A. I do not belong to any political party or ideology - as I have said before there is no political party that deals with humanity as a whole; they are biased and crave for power. Their alliance and allegiance are most often a marriage of convenience.. It is not up to me to judge another man, just to lend a helping hand if I can. Love. I have to say that I really don't mind if my way of thinking fits into any ideology or not. I just hope that people will not force me into a 'camp'. It would show that they do not understand me.
Q. The world is full of tragedies. But are there no rays of hope?
A. I believe in hope. Perhaps almost everybody does. If you don't, what stops you from jumping into the ocean? Certainly there are rays of hope. I believe that there is some kind of balance. But where it comes from or where it leads to I can't say. I don't know. I think that a lot of people, including me, get bogged down and depressed by all the evil and war in the world because that is all we hear on the news, but people forget about the surgeon who has just operated on a newborn baby heart and saved the life. Or what about the person who cooks a meal for their neighbour who is ill? There are many good things in this world to rejoice in. We have to find them and if we can't then maybe it is time for us to create a good work ourselves! Don't wait for an opportunity, create an opportunity.

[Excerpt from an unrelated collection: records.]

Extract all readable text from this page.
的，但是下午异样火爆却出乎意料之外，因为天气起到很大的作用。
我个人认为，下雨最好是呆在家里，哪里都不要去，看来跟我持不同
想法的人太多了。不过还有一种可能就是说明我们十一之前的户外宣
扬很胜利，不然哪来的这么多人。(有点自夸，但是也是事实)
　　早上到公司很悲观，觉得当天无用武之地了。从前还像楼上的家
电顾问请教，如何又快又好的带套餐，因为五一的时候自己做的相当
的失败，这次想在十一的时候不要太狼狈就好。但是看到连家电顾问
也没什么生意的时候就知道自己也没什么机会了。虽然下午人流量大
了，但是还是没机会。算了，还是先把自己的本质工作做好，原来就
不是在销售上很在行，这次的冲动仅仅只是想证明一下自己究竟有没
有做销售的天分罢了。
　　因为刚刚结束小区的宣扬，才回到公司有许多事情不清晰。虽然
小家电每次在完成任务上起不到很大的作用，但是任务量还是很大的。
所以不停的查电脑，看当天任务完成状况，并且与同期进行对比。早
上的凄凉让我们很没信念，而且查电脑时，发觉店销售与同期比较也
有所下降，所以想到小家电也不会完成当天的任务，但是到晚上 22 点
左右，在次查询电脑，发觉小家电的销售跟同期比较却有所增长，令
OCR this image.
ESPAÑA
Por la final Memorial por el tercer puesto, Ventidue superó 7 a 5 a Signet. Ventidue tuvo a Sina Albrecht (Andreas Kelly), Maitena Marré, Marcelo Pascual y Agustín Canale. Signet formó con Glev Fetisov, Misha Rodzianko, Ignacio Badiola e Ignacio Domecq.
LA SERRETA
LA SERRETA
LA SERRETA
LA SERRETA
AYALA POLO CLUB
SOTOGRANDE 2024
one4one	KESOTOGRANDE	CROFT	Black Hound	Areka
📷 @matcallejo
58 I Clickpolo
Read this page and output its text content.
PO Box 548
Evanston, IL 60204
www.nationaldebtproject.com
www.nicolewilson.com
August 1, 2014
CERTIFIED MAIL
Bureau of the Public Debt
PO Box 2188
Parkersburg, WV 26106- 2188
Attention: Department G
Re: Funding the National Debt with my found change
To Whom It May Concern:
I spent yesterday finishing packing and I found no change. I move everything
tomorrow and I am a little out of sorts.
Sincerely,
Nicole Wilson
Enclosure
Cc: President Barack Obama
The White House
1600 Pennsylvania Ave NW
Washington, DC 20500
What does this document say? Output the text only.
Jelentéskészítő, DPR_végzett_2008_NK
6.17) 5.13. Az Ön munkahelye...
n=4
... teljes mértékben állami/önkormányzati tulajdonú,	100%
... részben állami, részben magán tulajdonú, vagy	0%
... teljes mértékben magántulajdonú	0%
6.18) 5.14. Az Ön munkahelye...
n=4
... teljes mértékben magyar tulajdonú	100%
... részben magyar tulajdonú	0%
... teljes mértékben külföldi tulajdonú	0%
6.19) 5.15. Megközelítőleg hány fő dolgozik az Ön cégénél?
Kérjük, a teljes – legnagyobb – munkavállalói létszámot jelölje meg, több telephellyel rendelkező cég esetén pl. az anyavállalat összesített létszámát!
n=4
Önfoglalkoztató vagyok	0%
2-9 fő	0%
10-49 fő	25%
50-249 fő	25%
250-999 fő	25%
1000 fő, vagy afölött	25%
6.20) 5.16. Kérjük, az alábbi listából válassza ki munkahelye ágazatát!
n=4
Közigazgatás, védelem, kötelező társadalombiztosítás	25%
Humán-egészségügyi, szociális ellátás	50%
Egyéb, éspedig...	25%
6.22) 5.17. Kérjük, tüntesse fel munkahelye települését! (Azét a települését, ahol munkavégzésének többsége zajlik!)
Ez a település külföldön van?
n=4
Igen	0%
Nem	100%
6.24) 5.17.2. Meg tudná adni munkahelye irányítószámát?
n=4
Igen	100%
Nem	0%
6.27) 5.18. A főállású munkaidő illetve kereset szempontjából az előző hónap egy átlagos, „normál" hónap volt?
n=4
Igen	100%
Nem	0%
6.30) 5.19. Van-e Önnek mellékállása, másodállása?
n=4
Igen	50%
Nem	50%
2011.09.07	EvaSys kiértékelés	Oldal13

Q.What is your expectation when a translated volume of your poems are published in Malayalam?
A. I am very excited about this book. It is so wonderful that I can talk to you in your own language, with some help of course. I hope that those who read my poetry will grasp it and that one way or the other it might add something positive to their lives. Art can make you more aware of life.
Q. How far do you believe that the translator would be able to convey your poetry to Malayalam audience? Upon what guarantee you allowed him to continue the translation as it was a task taken up by himself, not assigned by you?
A. I have read some literal translations of the translations into Malayalam and they gave me faith in the capabilities of the translator. I have also read his poems in English and I can say that he has written some beautiful poetry. The fact that he knows how to translate, that he is a good poet, plus that we discussed any doubt about the meaning of a word made me feel very comfortable about the whole project. I do not believe that anyone else could have done a better job of translating my work. He is not doing me a favour or something. And if I would have had any doubts I would have stopped the publication of this book. But I believe in it and I hope that you, the reader, like it. And that at some time in the future you might read it again. That is what I hope and that you are doing well.
Q. Any last words?
A. Are you going to shoot me then? No, just a joke. Well, all I can say to the readers of Malayalam poetry is how wonderful it is that we can meet this way. You must love art or else you wouldn't have bought this book and I hope that you will enjoy my words. If you are a poet I greet you from one poet to another and wish you many moments of inspiration, and if you are a reader I hope that you will enjoy reading my art as this is one of the most important things in my life. I also hope that you will continue to read the work by good Malayalam poets. It is important that you support them; they write for you, the reader and fellow poets. The translator, who I can now call my friend, has convinced me that poetry plays an important role in your society, unfortunately much more than the one I live in. Much more than any country I know of. But there is always hope. So I keep on hoping.